Grand marasme stratégique chez les écologistes. À quelques jours des élections départementales, la polémique va bon train entre certains de ses cadres autour de l’hypothèse d’un retour de ministres EELV au gouvernement. C’est le souhait des « pragmatiques », comme les désigne le député Denis Baupin, auquel s’adjoignent notamment les coprésidents du groupe écologiste Barbara Pompili et François de Rugy, ainsi que le sénateur Jean-Vincent Placé. Alors que l’ex-ministre du Logement Cécile Duflot y est fermement opposée au vu des conditions actuelles, c’est-à-dire les mêmes, selon elle, qui ont justifié son départ du gouvernement il y a un an : une politique d’austérité renforcée ainsi que l’intérêt secondaire du couple exécutif pour l’écologie, incompatibles avec la reconduction de l’alliance gouvernementale assumée pendant deux ans par EELV. La température, entretenue par des déclarations médiatiques croisées, est montée de quelques degrés quand Cécile Duflot a évoqué la participation des écologistes à « l’émergence d’une nouvelle force politique » pour « sortir du cadre actuel »  [^2]. L’ancienne secrétaire nationale professe depuis des mois son ambition de rassembler au-delà de son parti, et son désir d’être candidate pour la présidentielle de 2017 ne fait plus mystère. « Elle signe en quelque sorte l’acte de décès d’Europe écologie-Les Verts », déplore François de Rugy sur Radio classique. Le parti écologiste serait-il au bord de la scission, comme certains commentateurs le suggèrent ?

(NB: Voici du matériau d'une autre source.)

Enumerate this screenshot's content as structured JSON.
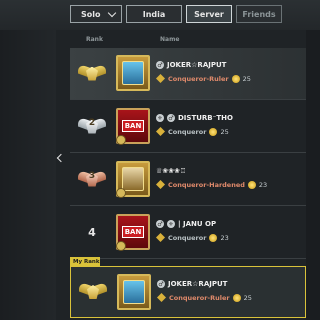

À en croire Céline Bracq, « le divorce est donc bel et bien consommé entre Cécile Duflot et sa base électorale, ce qui lui rend la tâche particulièrement difficile si elle souhaite se présenter à nouveau à l’élection présidentielle ». La directrice générale d’Odoxa commentait samedi dernier un sondage réalisé par son institut pour le Parisien, d’où il ressortait que « 92% des sympathisants écologistes sont pour un retour d’EELV au gouvernement ». Une non-information, le parti ayant toujours professé sa vocation à gérer les affaires. Et comme on n’a pas demandé aux 1 008 sondés à quelle condition ils appuieraient un tel retour… Par ailleurs, ils sont 60 % à estimer qu’EELV risque d’imploser. Une même proportion, selon Odoxa, redoutaient il y a quelques semaines un sort identique pour l’UMP et le PS. Et par ailleurs, Cécile Duflot ne s’est jamais présentée à la présidentielle…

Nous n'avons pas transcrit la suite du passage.